今のようにスマホとGoogleマップがあれば簡単に見つかるのでしょうけど、当時は自力で探すしかありませんでしたね。

1時間位は探したと思います。しかし、どうしても目的のビルを探すことはできません。

「仕方がない、電話して聞いてみよう!」そう思い公衆電話を探して電話をしてみました。

道に迷ってることを伝えると丁寧に案内をしてくれましたが、電話を切る直前に、電話口の女性が「ところで加川さんはどういったお悩みがあってセミナーに参加されたいんですか?」と聞いてきました。

私はB型慢性肝炎にかかっていることを伝え、「この病気を治したいんです」と伝えたところ、その女性の人は少しお待ち下さいと言って電話を保留した後、「セミナーに参加していただくことはできませんと」断ってきました。

私は不意打ちを食らったような気分になりました。

この日のために私はお金を貯めて東京に出てきたわけですから、「はいそうですか」と言って電話を切って帰るわけにはいきません。

「なぜダメなんですか?どんな願望でも叶うと書いてあったじゃないですか?」

そう反論すると「B型肝炎は感染性の病気なので、人がたくさんいるセミナーに参加されては困る」こういう回答でした。

確かに B 型肝炎は感染する病気ではありますが、「空気感染するわけではないのでセミナーに参加しても問題ないのではないか」と受付の女性に強く言いましたが、向こうも頑として受け付けません。

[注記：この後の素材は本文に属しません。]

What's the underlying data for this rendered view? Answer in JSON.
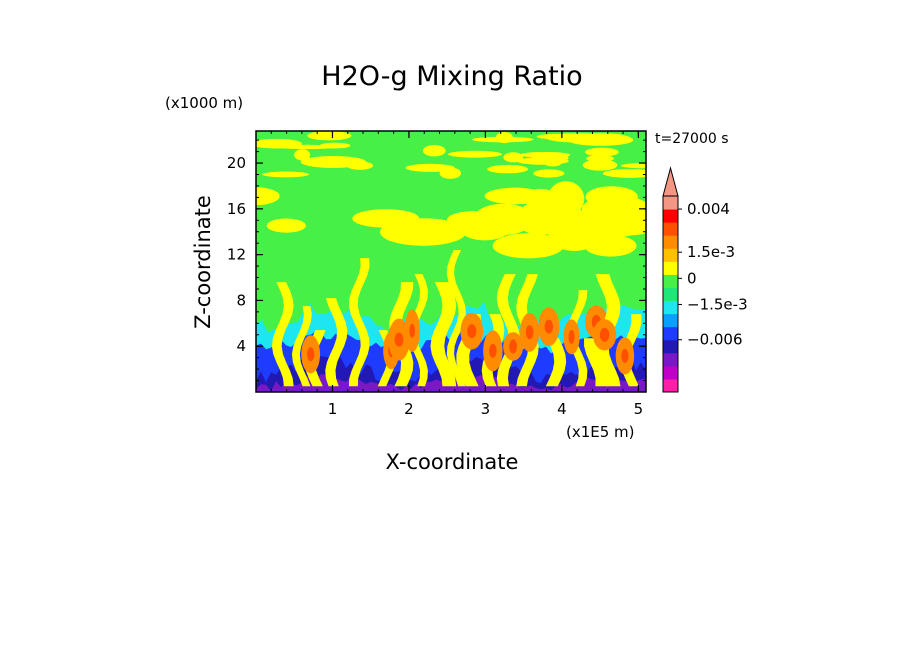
{
  "chart_data": {
    "type": "heatmap",
    "title": "H2O-g Mixing Ratio",
    "xlabel": "X-coordinate",
    "ylabel": "Z-coordinate",
    "x_unit": "(x1E5 m)",
    "y_unit": "(x1000 m)",
    "time_label": "t=27000 s",
    "xlim": [
      0,
      5.1
    ],
    "ylim": [
      0,
      22.8
    ],
    "x_ticks": [
      1,
      2,
      3,
      4,
      5
    ],
    "y_ticks": [
      4,
      8,
      12,
      16,
      20
    ],
    "x_tick_labels": [
      "1",
      "2",
      "3",
      "4",
      "5"
    ],
    "y_tick_labels": [
      "4",
      "8",
      "12",
      "16",
      "20"
    ],
    "colorbar": {
      "colors": [
        "#ff1ea8",
        "#c000c8",
        "#7a18c8",
        "#2218b4",
        "#1e3cff",
        "#0aa0ff",
        "#1ee6f0",
        "#1ee678",
        "#46f046",
        "#ffff00",
        "#ffc000",
        "#ff8c00",
        "#ff5000",
        "#ff0000",
        "#f49684"
      ],
      "labels": [
        "0.004",
        "1.5e-3",
        "0",
        "−1.5e-3",
        "−0.006"
      ],
      "label_values": [
        0.004,
        0.0015,
        0,
        -0.0015,
        -0.006
      ],
      "extend": "max"
    },
    "field_description_colors": {
      "background": "#46f046",
      "upper_moist": "#ffff00",
      "core": "#ff8c00",
      "core_inner": "#ff5000",
      "mid_band": "#1ee6f0",
      "lower_band": "#1e3cff",
      "lower_dark": "#2218b4",
      "surface": "#7a18c8"
    }
  }
}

10分くらいは粘りましたが結局は諦めざるを得ませんでした。

「この一年半は何だったんだ。バカみたいだ」

こんな考えが浮かんできて、めちゃくちゃ落ち込みましたね。

B型肝炎を宣告された時以上に落ち込んでしまいました。

「もう道はない。人生終わった」

こんなことを呟きながら、体が鉛のように重くなっていくのを感じていました。